Kettlebells are a great tool for strength training and one that’s much more diverse than a dumbbell or barbell. Their unique shape makes them easier to move around than dumbbells, so you can do more with less. Whether you’re new to training or a certified pro, kettlebells definitely deserve a spot in your strength training routine.
Not sure where to start? We’ve broken down five basic kettlebell moves that you can master, whether you’re an expert or a total beginner. Practice these moves, and the next time you’re at the gym, you’ll have the confidence and the know-how to take that bell by the horns.
1. Goblet Squat
It’s like a squat… but with weight! The squat is one of the best ways to work your glutes, hamstrings, and quads. By now, you may have already mastered this move, but adding a kettlebell increases the resistance your body must work against to stand back up.
How-To: 1) Stand with your feet shoulder-width apart, gripping the sides of the kettlebell horns (aka the handle) with both hands at chest height. 2) Bend your knees, push your butt back, and lower into a squat keeping your back flat. Bring your butt down past your knees if you can! 3) Driving through your heels, return to a standing position, keeping the kettlebell in line with your chest throughout the move. Repeat.

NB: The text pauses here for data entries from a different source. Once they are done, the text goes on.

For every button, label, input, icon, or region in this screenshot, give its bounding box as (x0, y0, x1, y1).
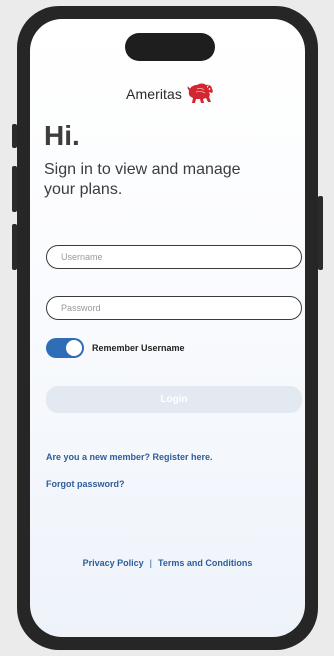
brand-name: Ameritas (126, 86, 183, 102)
footer-links: Privacy Policy | Terms and Conditions (30, 558, 305, 568)
power-button (318, 196, 323, 270)
greeting-heading: Hi. (44, 120, 80, 151)
password-input[interactable] (46, 296, 302, 320)
register-link[interactable]: Are you a new member? Register here. (46, 452, 213, 462)
toggle-knob (66, 340, 82, 356)
dynamic-island (125, 33, 215, 61)
device-mockup: Ameritas Hi. Sign in to view and manage … (0, 0, 334, 656)
brand-header: Ameritas (126, 81, 215, 107)
privacy-policy-link[interactable]: Privacy Policy (83, 558, 144, 568)
footer-separator: | (149, 558, 153, 568)
subtitle-text: Sign in to view and manage your plans. (44, 161, 241, 198)
username-input[interactable] (46, 245, 302, 269)
login-button[interactable]: Login (46, 386, 302, 413)
login-screen: Ameritas Hi. Sign in to view and manage … (30, 19, 305, 637)
bison-logo-icon (187, 83, 213, 103)
phone-frame: Ameritas Hi. Sign in to view and manage … (17, 6, 318, 650)
remember-username-label: Remember Username (92, 343, 185, 353)
remember-username-toggle[interactable] (46, 338, 84, 358)
forgot-password-link[interactable]: Forgot password? (46, 479, 125, 489)
remember-username-row[interactable]: Remember Username (46, 338, 185, 358)
terms-link[interactable]: Terms and Conditions (158, 558, 252, 568)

Swings are almost automatically associated with kettlebells and for good reason. The movement is great for your glutes, legs, and lower back. Kettlebell swings are one move that gives you the ability to easily work towards a heavier weight, but it’s important to start out with a lighter weight and work your way up gradually in order to avoid injury.
How-To: 1) Stand with your feet hip-width apart with the kettlebell on the floor slightly in front of your feet. Push your butt back and grab the kettlebell handle. 2) Thrust forward from the hips to bump the bell into motion and straighten your arms as you bring the bell up to chest level. 3) While the bell starts making its descent back down, bend your knees slightly, but don’t squat. Instead, push your butt back and let the bell’s momentum carry it down between your inner thighs. 4) Repeat the motion, exhaling as you swing the bell up, and inhaling when it comes back down. Make sure your power is coming from your hip thrusts, not your arms!
3. Tricep Press
Triceps are one muscle that many people neglect, but this move will get them working in no time. When performing this move, make sure you don’t arch your back, or you could easily strain your lower back.
How-To: 1) Stand with your feet hip-width apart and grip the kettlebell by the ball (the round part) near the base of the horns with both hands. 2) Raise the bell directly overhead. 3) Keeping your elbows close to your ears, lower the kettlebell behind your head until it reaches neck level. The horns should be facing down. 4) Pause, then straighten your arms all the way up to raise the bell overhead. Repeat in a slow, steady motion.
We love halos, and not just because they remind us of Beyoncé. This is one of those jacks-of-all-trades moves, working your shoulders, chest, and core. The important thing to note here is control, control, control. Move the bell too far away from your head, and it may throw off your balance. Too close, and you may end up smacking yourself in the head. This move should always be done in deliberate, controlled (read: slow) motions.
How-To: 1) Stand with your feet hip-width apart and your knees slightly bent, not locked. 2) Grip the bell by the horns with the ball up so the bell is upside down. Hold it at chest-level. 3) Lift the ball to eye-level, then slowly circle it around the back of your head until it returns to your chest. When the bell reaches the back of your head, the horns should face up, and by the time the bell reaches your chest, they should face back down again. 4) Keeping your core engaged throughout the movement, preventing your body from twisting, you can repeat the motion, carrying the bell around your head in the other direction. 5) Repeat, alternating the direction of your circles with each rep.
5. Suitcase Lunges
This move works the legs and glutes (combine it with the squats and swings, and you’ll really set your bottom half on fire!) Suitcase lunges get their name from how you might carry a heavy suitcase: keeping it close to your sides without letting it swing around. No matter what weight you choose to work with here, it’s important to follow suit (see what we did there?) with the bells. If they start to sway, you could lose your balance. How-To: 1) Stand with your feet shoulder-width apart, holding one kettlebell in each hand with your arms by your side. Hold your chest proud. 2) Take a big step forward with one leg. 3) Keeping your back straight, your core engaged, and your shoulders back, lower your body down, bending both knees to 90 degrees. Keep the bells stable by your sides. 4) Pushing your weight into your back foot, push through your heels to return your front leg to your back to return to a standing position. 5) Repeat the movement, alternating legs with each rep.
Please keep in mind that where your power is coming from has a huge impact on the safety of the workout and how it affects your body. In order to ensure that your workout goes well, targets the proper areas of your body, and doesn’t leave you injured, make sure that your stance is correct and that you’re using strength from the right places. And remember to breathe through your controlled movements.